Why a legacy payment system is actually a cost for your business
If you're using legacy technology for payments, you're missing an opportunity to cut costs, drive operational efficiencies and provide the business with the flexibility it needs to move at speed. At worst, you're placing the businesses at risk of being left behind by competitors who've made the switch and are reaping the benefits a modern payments solution can deliver.
Let's take a closer look at the dangers of standing still and why commercial success increasingly depends on having the right payments technology and payments partners.
New challenges, new technologies
Over the past decade, the digital economy has reshaped how businesses operate and engage with consumers. Buying habits have changed and payment methods have diversified to meet the needs of ecommerce and mobile commerce. Businesses must now think globally and in real time, using payments data as a strategic resource to increase operational efficiency and better serve their customers.
Legacy payments systems were built long before the forces now shaping commerce and consumer expectations. Their limitations will be apparent to any business that isn't optimizing its systems and adjusting to new market requirements and pressures, be it the need to cut costs, maximize revenue, or satisfy the payment preferences of customers who may be anywhere in the world.
This is where fintechs can bridge the gap, creating specialized platforms that put payments at the heart of your business.
Speed, scale, flexibility and reach
Legacy payments are slow and inflexible compared with modern payments platforms designed for the ecommerce era. Businesses must be agile and adaptable to take advantage of cross-border trade and reach new markets. They need payments solutions that scale, are versatile and customizable, and can serve customers anytime, anywhere.
Making piecemeal changes to legacy structures is a bad idea. It can be both time-consuming and costly and create operational problems and points of failure because different systems may not be interoperable. If you want to expand overseas and your backend is a complex mix of systems rather than a cohesive and purpose-built platform, inefficiencies will multiply and compound.
With cloud-based, modular platform technology, you have a unified solution and can easily add new features and payment methods. Your payments systems can flex with your business while managing risk, and your authorization rates can remain high and costs low when entering new territories.
Consumer power and payment choice
Consumers have grown used to the high level of service provided by digital pioneers such as Apple and Netflix. They expect payments to offer the same individual focus and seamless experience every time they make a purchase. Consumers want the experience to be simple and stress-free wherever they are and whatever payment method they use. Personalization and straight-through processing are therefore critical success factors in the digital economy.
Payments that are not optimized for digital-first and mobile-first consumers and can't accommodate local payment preferences will quickly lead to frustration. Moreover, a negative payments experience may lose you more than a sale: it could mean dissatisfied customers never return, and they may share their negative impressions with other potential customers.
One of the most important considerations is whether your current infrastructure can handle the growing variety of payment methods. If your payments aren't evolving and the only way to upgrade is through complex and risky integrations, it's bad for your business and your brand.
So, can you accept all major card types and local payments?
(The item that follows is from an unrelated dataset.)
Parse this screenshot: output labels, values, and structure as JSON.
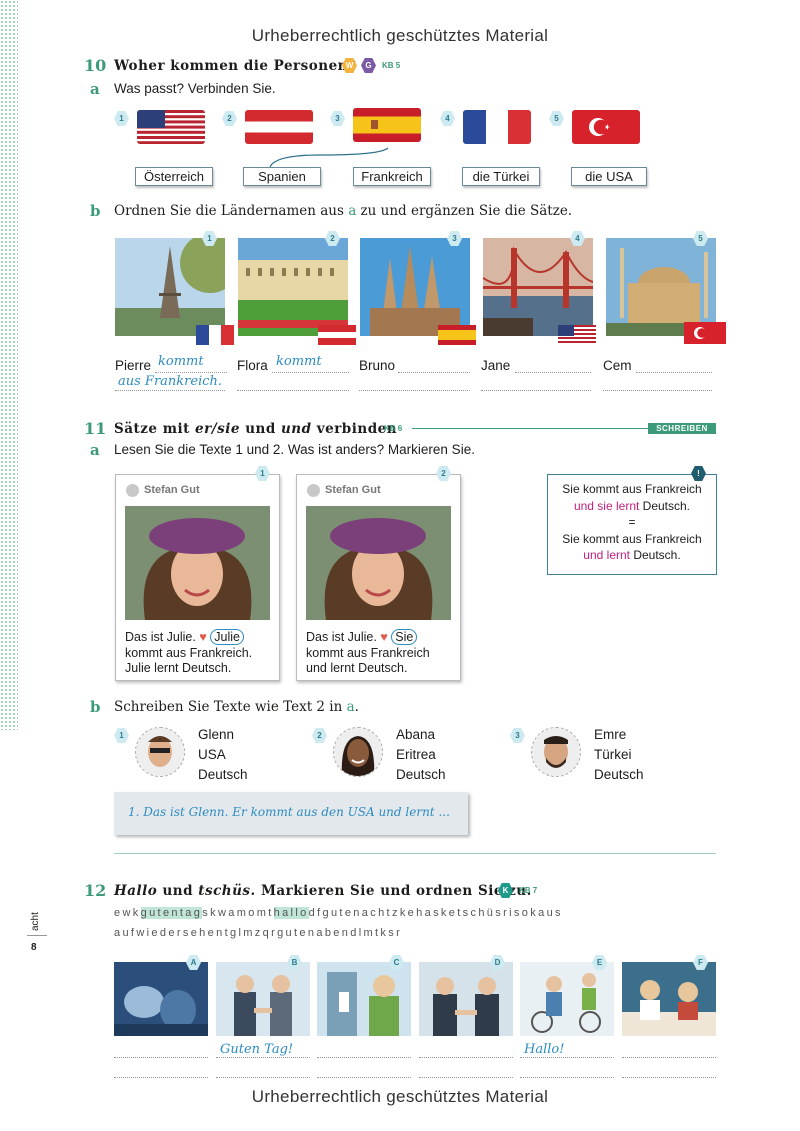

Are you set up for mobile wallets such as Apple Pay and Google Pay? What about subscriptions, Buy Now, Pay Later (BNPL) and even emerging payments such as crypto payment Can you adopt these new payment methods quickly and without adding backend complexity? Any business with a legacy payments structure may fall short of these requirements.
No data insights, no direction
It's been said that the information about a payment is now as important as the payment itself. Because consumers today are more discriminating and the marketplace more competitive, businesses must use the data available to identify trends, patterns and preferences. Actionable data can reveal strengths and weaknesses, increase understanding of consumers and their buying habits and influence business decisions.
Legacy payments providers are unlikely to have a comprehensive view of customer journeys or be able to capture the right data at the right level of detail. Only modern payments providers with data analytics can offer a granular view and business intelligence. For example, many businesses don't receive detailed bank response codes and don't know why payments fail. Performance data and analytics are vital to measure the effectiveness of payments and show where improvements should be made.
Transparency and cost-efficiency
Keeping costs down is essential in today’s challenging business environment. Payments are a cost base that leaders should be optimizing to minimize expenditure and increase revenue. But this is an unequal struggle if you have legacy systems that constantly leak money. Worse still, even though many businesses know there are leaks, they can’t pinpoint where.
The solution is a payments platform with transparent pricing and real-time reporting on how money flows in and out of business. Without this visibility and control, your business will operate in the dark and suffer avoidable losses.
The way forward for payments
Businesses that cling to the past and lack a strategic view of payments will not thrive in the digital economy. The future belongs to those with modern payments platforms that provide value-added services. From versatility and global scale to data insights and market intelligence, these platforms can improve overall efficiency and maximize revenue.